The TILA contains a number of prohibitions that lenders and creditors are subject to. Generally, they are barred from using deceptive lending practices. For example, loan originators are prohibited from enticing consumers to borrow a loan that would result in an increase of the lender’s compensation, unless the loan actually benefits the consumer. Additionally, the TILA prohibits unsolicited credit cards and credit card issuers also cannot charge unreasonably high penalty fees for consumers who make late payments.
Who does the law apply to, and how can consumers sue?
The provisions of the TILA apply to most types of consumer credit. These include open-end credit, like credit cards and a home equity line of credit, as well as closed-end credit, like mortgages and car loans. Under the TILA, consumers are provided with a private right of action where they can bring suit against a creditor that does not abide by the law and recover damages. Consumers are able to bring both individual and class action lawsuits pursuant to the TILA.
What damages are consumers entitled to?
Injured consumers are entitled to receive in individual actions their actual damages, and also statutory damages that are limited to twice the amount of the lender’s finance charges, in an amount capped at between $100 and $1,000.
If an individual lawsuit involves a consumer lease, a consumer would be able to collect 25% of their total amount of monthly payments under the lease, and this sum must fall between $200 and $2,000.
If an individual lawsuit relates to an open-end consumer credit plan that is not secured by real property or a dwelling, the consumer would be able to collect twice the amount of any finance charge in connection with the transaction, and this sum must fall between $500 and $5,000.
If the individual lawsuit relates to a credit transaction that is not under an open-end credit plan and that is secured by real property or a dwelling, the consumer would be able to collect between $400 and $4,000.
If the consumer’s lawsuit pursuant to the TILA is successful, they would also be able to collect reasonable attorney’s fees and costs.
In the case of a class action lawsuit, the total amount of damages that a class would be able to collect from the same creditor would be either $1,000,000 or 1 percent of the creditor’s net worth, whichever is less.
What is the statute of limitations period?
The statute of limitations period is a legal provision that sets forth the maximum amount of time that a party has to initiate legal proceedings in regard to a particular claim for relief; generally starting from the date that an alleged unlawful action accrued. Claims under the TILA have a statute of limitations period of one year. The one-year period starts from the date that the violation occurred. However, certain TILA claims that relate to mortgages may have a three-year statute of limitations period instead.
Are there exemptions?
The TILA does not apply to loans or credit that are extended for business, agricultural or commercial purposes, or to credit that is greater than the annual exemption threshold given that it is not secured by property or real estate.

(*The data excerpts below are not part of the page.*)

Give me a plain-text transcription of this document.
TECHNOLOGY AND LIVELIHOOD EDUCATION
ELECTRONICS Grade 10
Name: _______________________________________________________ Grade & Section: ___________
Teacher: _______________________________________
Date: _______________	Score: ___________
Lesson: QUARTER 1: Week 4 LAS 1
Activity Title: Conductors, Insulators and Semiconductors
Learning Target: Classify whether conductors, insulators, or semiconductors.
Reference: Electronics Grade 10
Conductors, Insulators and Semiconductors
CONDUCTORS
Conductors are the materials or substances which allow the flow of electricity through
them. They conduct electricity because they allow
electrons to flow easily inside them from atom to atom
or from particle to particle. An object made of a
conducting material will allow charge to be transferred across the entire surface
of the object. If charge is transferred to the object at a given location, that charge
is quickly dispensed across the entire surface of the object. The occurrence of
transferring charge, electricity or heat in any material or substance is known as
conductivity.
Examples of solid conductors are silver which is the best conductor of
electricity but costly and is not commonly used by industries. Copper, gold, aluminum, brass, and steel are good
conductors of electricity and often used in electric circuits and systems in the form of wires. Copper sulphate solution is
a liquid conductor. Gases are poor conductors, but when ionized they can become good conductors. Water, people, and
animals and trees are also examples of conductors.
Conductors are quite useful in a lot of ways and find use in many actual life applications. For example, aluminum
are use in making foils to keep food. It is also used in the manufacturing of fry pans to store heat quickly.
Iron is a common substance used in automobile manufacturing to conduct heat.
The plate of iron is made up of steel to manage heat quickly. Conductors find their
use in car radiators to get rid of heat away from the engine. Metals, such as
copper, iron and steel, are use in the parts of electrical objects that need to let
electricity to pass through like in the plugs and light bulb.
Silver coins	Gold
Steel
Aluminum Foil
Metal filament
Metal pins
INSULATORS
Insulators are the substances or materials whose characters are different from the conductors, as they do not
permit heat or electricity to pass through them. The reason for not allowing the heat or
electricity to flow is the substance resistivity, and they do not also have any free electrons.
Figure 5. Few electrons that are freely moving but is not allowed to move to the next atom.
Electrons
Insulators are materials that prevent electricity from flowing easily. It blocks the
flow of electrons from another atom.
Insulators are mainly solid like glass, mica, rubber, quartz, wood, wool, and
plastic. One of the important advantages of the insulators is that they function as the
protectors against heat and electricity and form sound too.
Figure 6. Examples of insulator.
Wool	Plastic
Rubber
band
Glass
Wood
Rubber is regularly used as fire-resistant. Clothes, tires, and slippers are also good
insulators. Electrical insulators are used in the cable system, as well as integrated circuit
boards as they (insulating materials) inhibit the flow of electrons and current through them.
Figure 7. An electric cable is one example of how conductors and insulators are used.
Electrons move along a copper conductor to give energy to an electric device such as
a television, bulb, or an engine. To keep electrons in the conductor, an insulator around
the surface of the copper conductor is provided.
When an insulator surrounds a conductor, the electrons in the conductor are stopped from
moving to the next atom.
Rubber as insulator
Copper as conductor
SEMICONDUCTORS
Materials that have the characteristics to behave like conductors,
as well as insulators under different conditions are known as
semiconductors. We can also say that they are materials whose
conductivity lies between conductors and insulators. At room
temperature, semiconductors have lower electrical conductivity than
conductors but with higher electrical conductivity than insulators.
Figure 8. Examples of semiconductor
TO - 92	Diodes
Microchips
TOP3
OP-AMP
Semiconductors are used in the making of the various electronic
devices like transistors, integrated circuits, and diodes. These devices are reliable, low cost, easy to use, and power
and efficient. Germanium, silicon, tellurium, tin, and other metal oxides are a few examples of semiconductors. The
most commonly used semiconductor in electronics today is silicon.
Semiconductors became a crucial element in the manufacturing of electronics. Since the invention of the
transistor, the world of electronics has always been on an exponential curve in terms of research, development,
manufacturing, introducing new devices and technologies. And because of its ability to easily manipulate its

Some of the places that a consumer can look to for help or answers to questions:
The law(s) and statute(s) discussed above can change. So, in the state that a consumer resides in, a consumer protection agency, the Office of the Attorney General, and/or a consumer protection attorney who is licensed in a consumer’s respective state can help a consumer in getting help, up to date information and interpretations, and/or with determining the answers to their questions in regard to the aforementioned laws. The Consumer Financial Protection Bureau can assist as well.